Going forward, MerQube will continue to focus on building its technology to increase speed to market and build new complex strategies.

“The technology is scalable so that we can achieve economies of scale with precision,” says Srivastava. “One of the things that that we see is that when you are in a big name, it’s difficult to shift your technology or to make tactical moves. We’re a technology provider by default and became an index provider because we serve the index space as well as the rules-based investing approach.”

According to Muntoni, the growth of indexing means that is going to become a commoditised tool to develop transparent strategies.

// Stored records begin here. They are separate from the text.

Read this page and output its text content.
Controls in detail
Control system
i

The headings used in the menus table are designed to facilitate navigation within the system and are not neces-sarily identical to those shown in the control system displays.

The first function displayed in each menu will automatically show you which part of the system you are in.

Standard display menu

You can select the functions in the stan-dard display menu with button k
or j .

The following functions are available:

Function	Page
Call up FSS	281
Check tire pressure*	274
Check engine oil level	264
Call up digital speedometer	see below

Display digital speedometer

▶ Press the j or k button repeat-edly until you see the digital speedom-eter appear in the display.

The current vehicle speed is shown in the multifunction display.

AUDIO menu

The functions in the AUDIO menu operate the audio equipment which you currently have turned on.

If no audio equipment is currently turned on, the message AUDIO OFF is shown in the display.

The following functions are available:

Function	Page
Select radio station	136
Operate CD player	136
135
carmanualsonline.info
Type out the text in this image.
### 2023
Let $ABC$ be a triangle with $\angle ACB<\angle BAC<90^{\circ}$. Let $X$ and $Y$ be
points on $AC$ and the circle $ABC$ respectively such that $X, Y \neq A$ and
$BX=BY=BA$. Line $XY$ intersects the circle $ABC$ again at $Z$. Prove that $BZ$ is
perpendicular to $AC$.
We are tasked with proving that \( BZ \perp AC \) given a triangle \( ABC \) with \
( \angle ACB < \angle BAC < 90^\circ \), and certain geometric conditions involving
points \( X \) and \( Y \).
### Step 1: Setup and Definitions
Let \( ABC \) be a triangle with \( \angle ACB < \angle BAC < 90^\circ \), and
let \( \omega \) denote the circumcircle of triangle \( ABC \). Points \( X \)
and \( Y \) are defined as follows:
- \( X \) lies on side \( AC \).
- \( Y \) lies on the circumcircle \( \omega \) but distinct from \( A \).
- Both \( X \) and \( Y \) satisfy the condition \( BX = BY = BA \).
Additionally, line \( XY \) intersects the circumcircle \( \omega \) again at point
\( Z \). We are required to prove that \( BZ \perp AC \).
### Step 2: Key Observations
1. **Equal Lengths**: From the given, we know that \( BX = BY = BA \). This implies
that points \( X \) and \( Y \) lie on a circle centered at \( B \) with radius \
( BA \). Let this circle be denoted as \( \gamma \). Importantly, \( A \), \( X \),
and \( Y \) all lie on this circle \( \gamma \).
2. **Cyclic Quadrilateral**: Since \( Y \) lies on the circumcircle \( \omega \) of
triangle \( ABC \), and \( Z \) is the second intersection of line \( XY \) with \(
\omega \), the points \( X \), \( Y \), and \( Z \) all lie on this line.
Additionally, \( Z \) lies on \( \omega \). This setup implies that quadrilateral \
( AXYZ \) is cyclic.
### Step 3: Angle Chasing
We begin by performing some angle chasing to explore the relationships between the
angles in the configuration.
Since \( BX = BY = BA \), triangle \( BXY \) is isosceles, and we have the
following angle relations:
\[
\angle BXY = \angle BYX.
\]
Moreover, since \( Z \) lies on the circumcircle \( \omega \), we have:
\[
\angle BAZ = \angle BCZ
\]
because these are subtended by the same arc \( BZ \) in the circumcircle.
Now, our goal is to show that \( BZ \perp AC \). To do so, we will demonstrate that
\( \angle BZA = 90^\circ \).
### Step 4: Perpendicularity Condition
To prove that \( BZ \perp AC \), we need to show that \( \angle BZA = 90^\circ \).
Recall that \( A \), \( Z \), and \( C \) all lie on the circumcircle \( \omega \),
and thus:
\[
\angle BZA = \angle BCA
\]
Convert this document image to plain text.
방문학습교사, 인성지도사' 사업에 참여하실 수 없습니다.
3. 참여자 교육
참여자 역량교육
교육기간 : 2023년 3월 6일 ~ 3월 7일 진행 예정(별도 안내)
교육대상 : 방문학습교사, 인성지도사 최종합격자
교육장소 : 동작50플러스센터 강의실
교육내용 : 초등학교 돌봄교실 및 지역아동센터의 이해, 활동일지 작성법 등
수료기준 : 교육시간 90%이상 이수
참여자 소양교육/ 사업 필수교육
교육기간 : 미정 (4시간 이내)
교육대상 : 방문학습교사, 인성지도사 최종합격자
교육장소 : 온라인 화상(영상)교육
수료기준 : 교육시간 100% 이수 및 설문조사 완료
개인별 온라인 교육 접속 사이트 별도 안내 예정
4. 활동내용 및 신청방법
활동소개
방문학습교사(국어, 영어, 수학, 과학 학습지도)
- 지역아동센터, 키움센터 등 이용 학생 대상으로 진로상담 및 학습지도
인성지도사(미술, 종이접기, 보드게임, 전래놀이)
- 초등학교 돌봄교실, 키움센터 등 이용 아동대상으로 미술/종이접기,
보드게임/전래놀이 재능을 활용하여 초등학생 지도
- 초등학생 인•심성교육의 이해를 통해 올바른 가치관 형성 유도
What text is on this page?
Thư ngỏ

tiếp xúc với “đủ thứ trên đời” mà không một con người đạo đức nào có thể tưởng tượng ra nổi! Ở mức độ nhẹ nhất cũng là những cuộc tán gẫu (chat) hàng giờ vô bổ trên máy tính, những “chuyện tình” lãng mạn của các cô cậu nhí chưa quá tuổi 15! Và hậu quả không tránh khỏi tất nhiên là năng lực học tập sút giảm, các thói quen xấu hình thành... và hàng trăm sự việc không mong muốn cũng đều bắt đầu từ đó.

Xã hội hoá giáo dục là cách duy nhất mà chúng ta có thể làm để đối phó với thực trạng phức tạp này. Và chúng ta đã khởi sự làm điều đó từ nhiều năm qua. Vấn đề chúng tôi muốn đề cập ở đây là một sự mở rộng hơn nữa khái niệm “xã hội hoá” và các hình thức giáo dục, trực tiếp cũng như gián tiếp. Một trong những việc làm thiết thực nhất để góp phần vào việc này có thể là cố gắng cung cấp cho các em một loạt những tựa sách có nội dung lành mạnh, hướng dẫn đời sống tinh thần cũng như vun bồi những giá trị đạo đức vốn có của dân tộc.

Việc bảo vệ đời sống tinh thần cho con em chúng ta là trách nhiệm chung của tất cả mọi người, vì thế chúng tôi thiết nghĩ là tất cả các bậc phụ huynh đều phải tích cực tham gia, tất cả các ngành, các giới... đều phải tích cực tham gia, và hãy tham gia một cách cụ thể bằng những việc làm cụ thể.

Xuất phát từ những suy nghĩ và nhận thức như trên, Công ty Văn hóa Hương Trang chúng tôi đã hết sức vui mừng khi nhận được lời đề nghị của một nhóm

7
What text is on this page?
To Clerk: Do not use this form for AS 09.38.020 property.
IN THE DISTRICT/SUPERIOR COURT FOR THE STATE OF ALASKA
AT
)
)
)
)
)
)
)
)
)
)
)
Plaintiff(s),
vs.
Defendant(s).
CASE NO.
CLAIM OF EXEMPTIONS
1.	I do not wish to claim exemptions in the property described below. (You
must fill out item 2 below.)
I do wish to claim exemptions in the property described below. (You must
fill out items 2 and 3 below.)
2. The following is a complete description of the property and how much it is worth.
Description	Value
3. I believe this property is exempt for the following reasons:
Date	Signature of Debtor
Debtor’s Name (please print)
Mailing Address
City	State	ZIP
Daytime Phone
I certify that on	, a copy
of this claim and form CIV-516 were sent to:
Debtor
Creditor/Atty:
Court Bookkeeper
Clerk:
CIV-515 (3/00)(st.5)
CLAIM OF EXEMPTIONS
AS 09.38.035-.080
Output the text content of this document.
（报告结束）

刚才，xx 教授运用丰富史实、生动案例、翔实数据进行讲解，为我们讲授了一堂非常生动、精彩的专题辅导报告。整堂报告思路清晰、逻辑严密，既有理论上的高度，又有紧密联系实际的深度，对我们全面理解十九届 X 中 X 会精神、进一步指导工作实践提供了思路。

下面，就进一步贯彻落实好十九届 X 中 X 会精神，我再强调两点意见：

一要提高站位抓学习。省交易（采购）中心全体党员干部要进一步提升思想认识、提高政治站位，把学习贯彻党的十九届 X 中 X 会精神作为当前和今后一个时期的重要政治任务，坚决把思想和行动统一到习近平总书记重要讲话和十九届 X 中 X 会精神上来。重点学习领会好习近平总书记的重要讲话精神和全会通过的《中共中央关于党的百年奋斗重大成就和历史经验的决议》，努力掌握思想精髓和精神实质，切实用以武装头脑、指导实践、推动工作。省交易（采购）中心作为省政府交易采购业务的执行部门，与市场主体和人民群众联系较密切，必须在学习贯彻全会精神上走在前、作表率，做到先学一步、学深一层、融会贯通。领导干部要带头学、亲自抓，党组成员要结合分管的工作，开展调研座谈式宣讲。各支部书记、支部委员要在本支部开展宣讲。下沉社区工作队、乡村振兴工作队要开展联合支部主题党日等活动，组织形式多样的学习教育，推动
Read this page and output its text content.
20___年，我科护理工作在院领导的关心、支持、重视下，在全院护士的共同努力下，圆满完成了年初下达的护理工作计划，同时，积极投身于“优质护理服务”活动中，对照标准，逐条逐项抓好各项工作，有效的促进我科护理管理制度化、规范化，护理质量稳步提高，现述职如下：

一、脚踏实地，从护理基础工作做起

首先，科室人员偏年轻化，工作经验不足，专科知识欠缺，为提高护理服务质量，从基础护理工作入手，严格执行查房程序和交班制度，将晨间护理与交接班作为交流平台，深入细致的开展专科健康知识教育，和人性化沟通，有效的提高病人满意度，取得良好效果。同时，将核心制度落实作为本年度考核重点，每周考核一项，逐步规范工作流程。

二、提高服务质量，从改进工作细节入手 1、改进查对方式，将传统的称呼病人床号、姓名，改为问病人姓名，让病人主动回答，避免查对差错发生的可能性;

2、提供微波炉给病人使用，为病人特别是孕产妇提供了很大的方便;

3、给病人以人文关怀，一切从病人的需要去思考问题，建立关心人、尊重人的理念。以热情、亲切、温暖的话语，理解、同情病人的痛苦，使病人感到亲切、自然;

“We want to capitalise on the demand for custom strategies and thematic indices as our technology can power scalable solutions and achieve speed to market,” she says. “We are well positioned to offer clear benefits to product providers as we can create alpha strategies and produce better pricing. It will become more of a staple as we go forward.”

On the use of overlays, such as decrement or risk control, Srivastava notes that the decrement overlay hasn’t really caught on in the US market because the dividend risk which is very low on the S&P 500 which is the main underlying of structured products in the country.

In contrast, thematic baskets feature higher dividend risk, and they lend themselves better for an efficient use of decrement,” he says.

However, according to Srivastava , it is imperative that the retail audience buying products linked to decrement indices understand the difference between the decrement in points and in percentage.

“What you’re getting and what’s the outcome - it has to be made very clear,” he says.